En 2017, plusieurs organisations de défense des droits humains, dont la Ligue des droits de l’homme (LDH) et la Coordination nationale d’action pour la paix et la démocratie (CNAPD), avaient introduit des recours contre l'exportation d'armes produites par la société Herstal, notamment vers l'Arabie saoudite. Cette même année, c'est en effet Riyad qui se classait en tête des clients des entreprises d'armement de Wallonie, pour une somme de plus de 150 millions d'euros, selon les données de Belga.
Si la décision juridique ne porte que sur quelques licences, Vincent Letellier, avocat de la LDH et de la CNAPD cité par L'Echo s'en est réjoui : «C’est un arrêt important.
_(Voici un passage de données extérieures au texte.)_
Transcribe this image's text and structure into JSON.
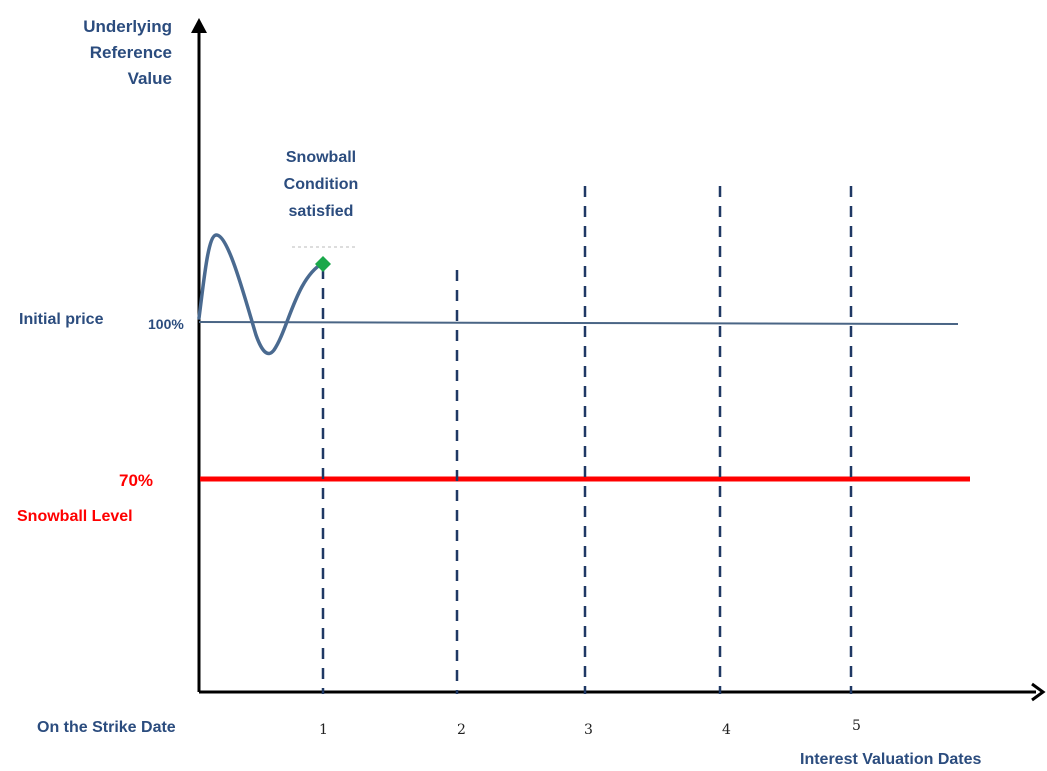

La Région wallonne n’a pas examiné comme elle devait le faire la situation des droits de l'homme en Arabie saoudite ou l'implication du pays dans une guerre avec le Yémen. Cette appréciation aurait été nécessairement négative.»
Aussi, ce grain de sable dans l'engrenage pourrait compromettre, selon lui, les échanges commerciaux d'armements avec Riyad à l'avenir : «La Région va maintenant être obligée d’examiner la situation et cela va devenir très difficile d’exporter.»
Des armes utilisées au Yémen
Comme en Belgique, plusieurs ONG françaises dénoncent régulièrement les ventes d'armes à Riyad, qui est l'un des meilleurs clients de Paris.
Et pour cause, depuis mars 2015, l'Arabie saoudite est à la tête d'une coalition de pays arabes au Yémen, dont les bombardements sont responsables de nombreux morts civils. Bénéficiant notamment du soutien des Etats-Unis et du Royaume-Uni, cette coalition tente de remettre en place le gouvernement du Yémen, qui avait été chassé de la capitale Sanaa par les rebelles houthis, proches de l'Iran.
Depuis, le conflit a fait près de 10 000 morts et plus de 55 000 blessés, selon l'Organisation mondiale de la santé (OMS). Dans ce pays ravagé par la guerre civile, une épidémie de choléra a par ailleurs déjà touché plus d'un million de personnes, d’après le Comité international de la Croix-Rouge (CICR). Selon des données de l'ONU, quelque 8,4 millions de personnes sont à court de nourriture et risquent de mourir de faim, alors qu'environ 22 millions de personnes, sur une population totale de 25 millions d'habitants, ont besoin d'une aide humanitaire.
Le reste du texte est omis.